Quando você precisa confirmar uma notícia urgente, você vai correndo até a banca de jornal mais próxima? Ou entra no site do Estadão, do Globo, da Folha e verifica lá se a notícia é verífica ou falsídica (fake news)? Você assina a VEJA, a Época, a IstoÉ, e guarda em casa os exemplares antigos, ou paga uma pequena taxa mensal para ter acesso a elas, em seus números correntes e atrasados? Assina os dois quilos do Estadão de domingo? Vende o jornal lido para o açougueiro embrulhar carne?

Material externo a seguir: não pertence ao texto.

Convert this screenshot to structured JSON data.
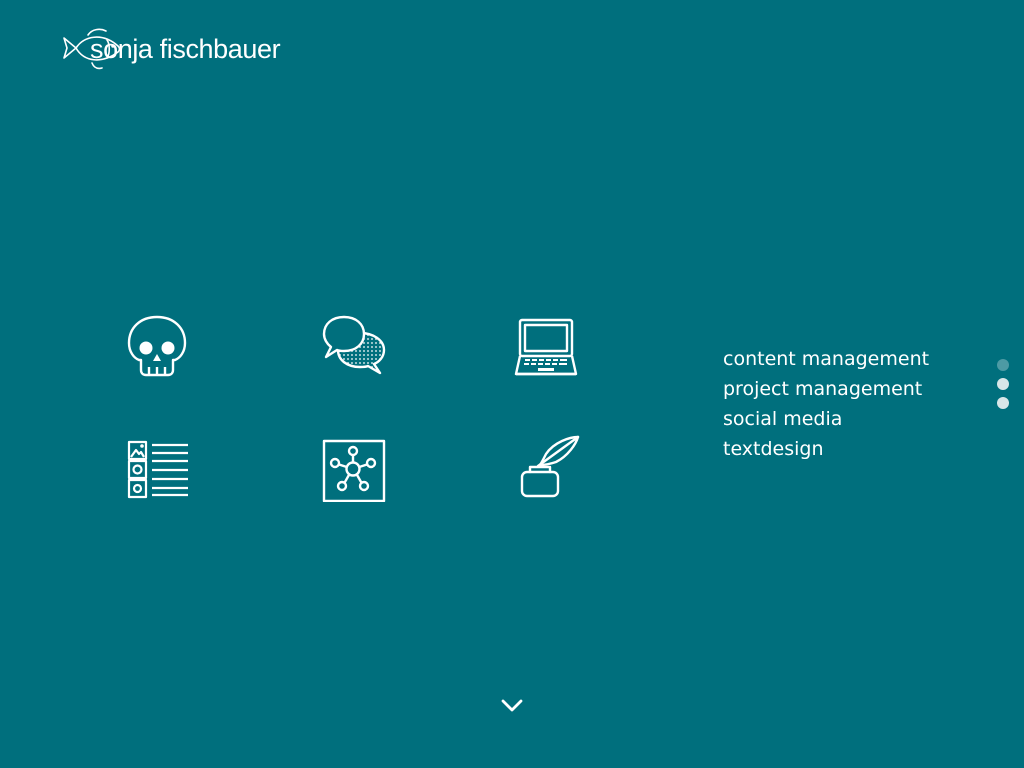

O mesmo se aplica a outras mídias. Você tira fotografias com chapas de vidro, como os antigos fotógrafos do Jardim da Luz? Ou com filmes Ektachrome? Onde você as “revela”? Tem studio em casa? Ou será que você é um “modista” que usa câmeras digitais? As fotos que você tira, você vai a um quiosque da Kodak e imprime ou tem uma impressora de qualidade e compra papel fotográfico para imprimir, ou, alternativamente, como manda o bom senso, guarda em arquivos, com “albuns” dentro deles, acessáveis por software, app, etc., com diferentes níveis de qualidade (para mandar por e-mail, para colocar no site, etc.?) Você carrega fotos da família em papel em sua carteira, recheada de notas? Ou mostra as fotos em seu celular — nem tendo mais carteira com notas de dinheiro, porque o dinheiro agora é de plástico, vale dizer, eletrônico?
Mas o fenômeno mais próximo é a música. Você usa discos de vinil? Fitas cassete? CDs? Provavelmente tudo isso ficou ultrapassado. Você entra num site que vende músicas digitais e baixa só as que você quer, pagando apenas por elas (e não por 12 ou 15), para seu pendrive ou telefone? Alguns se assustaram quando souberam que alguns grandes músicos estavam abrindo mão de distribuir sua música em CDs, para disponibiliza-las através de sites, dos quais os interessados podem baixar (pagando uma taxa por música) ou ouvir em streaming (pagando, talvez, uma assinatura mensal). Mas agora isso é comum.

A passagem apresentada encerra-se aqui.